The aim of this idea is twofold: to slash the size of deposits that first-time buyers must stump up and to encourage institutional investors to get into funding homeownership. In the Netherlands, many homeowners get their mortgages from pension funds.
Savills’ Bowles is sceptical about whether the idea has legs, given that 10-year fixed rate mortgages are already available but not particularly popular.
Base interest rates haven’t fluctuated much over the past decade but asking first-time homeowners to fix their borrowing costs over a 25-year period is a stretch, he says. “If you have to move home, you generally have to buy your way out of it. A lot of people won’t do that.”
Bowles adds that he is “not entirely convinced” by the link that the manifesto makes between long-term fixed-rate mortgages and lower deposits. “Just because the base rate is low doesn’t mean the deposit is going to be low.”
He also doubts whether institutional investors, which tend to deal in sums of hundreds of millions of pounds at a time, would want to get involved in the administrative hassle of dealing with thousands of mortgages. “I can’t see there being a great deal of demand.”
But Graeme Moran, portfolio director at pension fund backed shared-ownership provider Heylo Housing, believes there will be an appetite among institutional investors: “There are institutional investors who would be interested in that space. Fixed-rate long-term mortgages are probably better than putting it in government bonds.”
We can’t just focus on one ambition. While you can try to increase homeownership you should never lose sight of the need for social housing.
Tamara Hooper, RICS
Mobilising this new source of capital could also boost supply, he says: “If you could produce a programme and there is long-term mortgage lending behind it, it encourages you to plan for the long-term future and build more volume.”
And getting more people into homeownership will have wider benefits across the housing market, Moran says: “If you get people into homeownership, you can concentrate on the people who really need social rent.”
But ultimately the UK’s housing problems are too multifaceted to be dealt with by targeting just one aspect of the market, says RICS’ Hooper: “We can’t just focus on one ambition. While you can try to increase homeownership you should never lose sight of the need for social housing.”

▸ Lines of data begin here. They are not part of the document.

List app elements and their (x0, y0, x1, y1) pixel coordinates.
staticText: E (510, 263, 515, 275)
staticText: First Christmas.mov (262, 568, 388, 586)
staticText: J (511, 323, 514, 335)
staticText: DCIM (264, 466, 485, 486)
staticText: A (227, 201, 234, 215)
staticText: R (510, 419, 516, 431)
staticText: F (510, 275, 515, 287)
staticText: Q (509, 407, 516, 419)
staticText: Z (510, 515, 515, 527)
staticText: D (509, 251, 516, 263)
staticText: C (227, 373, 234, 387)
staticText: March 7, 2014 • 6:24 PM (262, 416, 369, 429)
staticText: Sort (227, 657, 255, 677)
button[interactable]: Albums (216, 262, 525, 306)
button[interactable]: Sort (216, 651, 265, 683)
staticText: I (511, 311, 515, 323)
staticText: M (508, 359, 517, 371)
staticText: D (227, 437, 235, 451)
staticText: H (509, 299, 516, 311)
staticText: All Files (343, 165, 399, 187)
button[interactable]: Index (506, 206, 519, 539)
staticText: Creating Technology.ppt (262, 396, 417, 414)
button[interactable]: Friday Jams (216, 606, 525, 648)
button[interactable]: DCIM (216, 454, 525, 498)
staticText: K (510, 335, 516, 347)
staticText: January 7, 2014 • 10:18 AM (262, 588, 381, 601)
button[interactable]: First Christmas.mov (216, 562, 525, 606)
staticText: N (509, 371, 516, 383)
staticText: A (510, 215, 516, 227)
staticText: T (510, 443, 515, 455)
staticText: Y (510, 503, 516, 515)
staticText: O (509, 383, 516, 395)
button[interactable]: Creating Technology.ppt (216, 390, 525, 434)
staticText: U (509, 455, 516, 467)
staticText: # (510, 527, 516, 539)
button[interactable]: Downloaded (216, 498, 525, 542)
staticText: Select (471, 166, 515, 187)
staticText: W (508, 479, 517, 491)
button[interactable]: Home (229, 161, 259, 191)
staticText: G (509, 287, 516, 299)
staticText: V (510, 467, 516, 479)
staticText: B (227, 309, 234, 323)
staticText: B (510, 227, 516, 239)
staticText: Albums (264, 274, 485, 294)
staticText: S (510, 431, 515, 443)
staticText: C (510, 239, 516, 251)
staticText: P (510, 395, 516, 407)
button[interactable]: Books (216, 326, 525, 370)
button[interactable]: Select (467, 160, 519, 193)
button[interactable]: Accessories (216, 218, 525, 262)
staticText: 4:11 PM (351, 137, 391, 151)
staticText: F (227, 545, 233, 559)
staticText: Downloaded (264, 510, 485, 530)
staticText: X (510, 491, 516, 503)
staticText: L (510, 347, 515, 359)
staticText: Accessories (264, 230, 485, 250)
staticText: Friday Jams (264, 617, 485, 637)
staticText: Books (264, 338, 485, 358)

O’Leary agrees that a range of solutions are needed. “There’s no doubt there is a shortage of homes of all types: more social rented homes is probably good for the overall market. If the focus is just on homeownership, the market isn’t there for that level of development to happen.”
Proposals in Labour’s manifesto to scrap the leasehold tenure could backfire on the shared-ownership sector, warns Heylo’s Graeme Moran.
While the move is designed to prevent homeowners from being saddled with expensive ground rents, it could have an unintended impact on homes developed for shared ownership.
This is because shared-ownership products are underpinned by leasehold law. If not handled properly, the move could “terminate” shared ownership and at the least prove “very, very disruptive”, says Moran.
Savills’ Bowles says that the impact of this blow could be softened by creating new legal structures for shared-ownership products, although there is no evidence in Labour’s manifesto that this issue has been addressed.
The Conservatives’ manifesto says meanwhile that they would press on with the reform of shared ownership that kicked off during the summer with the launch of a consultation paper, in a bid to make such products “fairer and more transparent” by creating common standards across the housing association sector.
The Tory manifesto also gives an amber light to an extension of Right to Buy to cover housing association tenants, a move first unveiled in the policy platform for the 2015 general election.
Following what it describes as the “successful” pilot scheme in the West Midlands, the manifesto states that the government would evaluate new areas for piloting the initiative.